I cut it three times and it's still too short.

CREATIVE1

I would like an efficient wood stove I can also cook on, no matter what other cooking facilities I have indoors and out.  I'll have to post some of the ones I've found and see if anyone out there owns one.  Nothing substitutes for experience.  Advertisers always say they have the best whatever.

Here's one of the stoves I found:

http://www.woodstoves.net/napoleon/1150.htm

Redoverfarm

Great to cook off of but not as a great heat source.  The firebox is not big enough to hold enough wood to last very long.  I recently bought a Majestic wood/gas cookstove and decided that would not work for the area that I had (too large). So I am now on the hunt for just a cookstove.  I really don't intend it to be a primary heat source but in combination with fireplace it will work to keep the cold away.  And like others have stated that unless you get up in the middle of the night to load it back again it will be out by morning.

But there is something magical about eggs, sausage, coffee and smoke that brings back memories and that warm feeling.


cordwood

#14
Quote from: CREATIVE1 on November 21, 2008, 01:57:18 PM
Quote from: cordwood on November 21, 2008, 01:12:47 PM
The Fisher stove we use now is a straight exhausting stove (no reburn chamber or plate) and it cooks real well.
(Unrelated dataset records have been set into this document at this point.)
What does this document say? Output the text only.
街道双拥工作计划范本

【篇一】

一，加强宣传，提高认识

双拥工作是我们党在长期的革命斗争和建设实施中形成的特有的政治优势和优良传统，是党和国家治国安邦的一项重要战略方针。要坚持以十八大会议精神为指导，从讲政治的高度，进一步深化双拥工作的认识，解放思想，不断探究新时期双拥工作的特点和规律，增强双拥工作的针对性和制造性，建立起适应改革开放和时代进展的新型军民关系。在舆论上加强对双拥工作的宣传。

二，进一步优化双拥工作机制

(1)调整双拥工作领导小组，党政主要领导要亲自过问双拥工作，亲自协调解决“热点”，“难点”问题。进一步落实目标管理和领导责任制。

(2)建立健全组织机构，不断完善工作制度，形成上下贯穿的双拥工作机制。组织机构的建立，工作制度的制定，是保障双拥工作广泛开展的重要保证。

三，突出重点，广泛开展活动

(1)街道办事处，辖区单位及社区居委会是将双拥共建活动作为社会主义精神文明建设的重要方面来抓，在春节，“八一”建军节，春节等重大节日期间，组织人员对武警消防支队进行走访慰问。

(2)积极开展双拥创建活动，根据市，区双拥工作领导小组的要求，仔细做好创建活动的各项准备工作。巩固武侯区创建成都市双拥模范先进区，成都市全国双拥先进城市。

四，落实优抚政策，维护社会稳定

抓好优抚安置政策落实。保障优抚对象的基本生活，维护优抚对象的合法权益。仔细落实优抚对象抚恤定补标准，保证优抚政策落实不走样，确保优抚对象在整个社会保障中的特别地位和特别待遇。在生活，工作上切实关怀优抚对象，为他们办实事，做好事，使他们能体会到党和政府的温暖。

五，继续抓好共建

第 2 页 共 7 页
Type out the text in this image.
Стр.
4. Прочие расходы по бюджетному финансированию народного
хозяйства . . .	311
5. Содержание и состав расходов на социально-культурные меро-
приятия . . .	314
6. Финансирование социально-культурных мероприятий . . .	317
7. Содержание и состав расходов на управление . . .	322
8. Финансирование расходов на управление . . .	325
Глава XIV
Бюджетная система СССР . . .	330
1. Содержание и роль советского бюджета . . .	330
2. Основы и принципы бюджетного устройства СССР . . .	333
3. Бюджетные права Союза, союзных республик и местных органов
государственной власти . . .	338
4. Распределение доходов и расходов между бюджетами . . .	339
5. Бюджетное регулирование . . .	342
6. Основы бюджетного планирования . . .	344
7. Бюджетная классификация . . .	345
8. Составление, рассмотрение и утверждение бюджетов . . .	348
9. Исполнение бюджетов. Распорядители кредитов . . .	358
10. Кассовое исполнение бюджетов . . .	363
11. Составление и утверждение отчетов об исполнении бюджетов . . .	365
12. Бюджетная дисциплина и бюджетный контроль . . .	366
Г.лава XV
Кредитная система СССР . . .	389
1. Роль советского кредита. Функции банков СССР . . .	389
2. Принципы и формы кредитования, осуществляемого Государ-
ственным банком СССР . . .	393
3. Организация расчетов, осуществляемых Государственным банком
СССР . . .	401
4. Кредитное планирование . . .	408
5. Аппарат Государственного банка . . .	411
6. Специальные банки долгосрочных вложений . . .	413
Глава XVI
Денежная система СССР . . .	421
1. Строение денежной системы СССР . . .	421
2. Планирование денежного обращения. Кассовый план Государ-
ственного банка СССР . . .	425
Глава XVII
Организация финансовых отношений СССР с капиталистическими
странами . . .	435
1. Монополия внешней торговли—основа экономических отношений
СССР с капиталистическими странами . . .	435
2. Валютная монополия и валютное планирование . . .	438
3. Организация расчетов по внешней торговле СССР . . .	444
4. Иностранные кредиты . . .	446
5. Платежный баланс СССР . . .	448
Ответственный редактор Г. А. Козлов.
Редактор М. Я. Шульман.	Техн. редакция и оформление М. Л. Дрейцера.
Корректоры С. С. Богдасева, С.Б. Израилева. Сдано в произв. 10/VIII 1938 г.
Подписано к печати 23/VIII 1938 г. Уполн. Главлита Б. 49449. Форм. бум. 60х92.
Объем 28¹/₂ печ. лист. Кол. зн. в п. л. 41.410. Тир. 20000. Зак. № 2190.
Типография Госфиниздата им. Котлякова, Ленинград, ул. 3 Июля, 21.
Every winter I make everything from bacon & eggs (w/bizkits) in the morning to beans or stew in the evening [hungry] and it shares a wall with the kitchen so cooking is only a few steps farther from the conventional stove. And because I always have a pot of water on the stove I always have hot water for my tea (that I have right now ;)) Sometimes tea works better with octane booster than coffee 8)

We have an unused Fisher Mama Bear from the 1980's.  Are you talking about a wood stove or a cook stove?  We'll have to use the Mama Bear in the barn, because it doesn't meet code.
We have a Papa Bear but basicly the same stove,( Ooops, 24" stove is the Mama Bear I think, So it's the SAME stove) I like to put the screen in front of it just watch the fire glow, Kinda makes me sleepy till the house starts cooling off then it's back to blazin and heatin 8)
I cut it three times and it's still too short.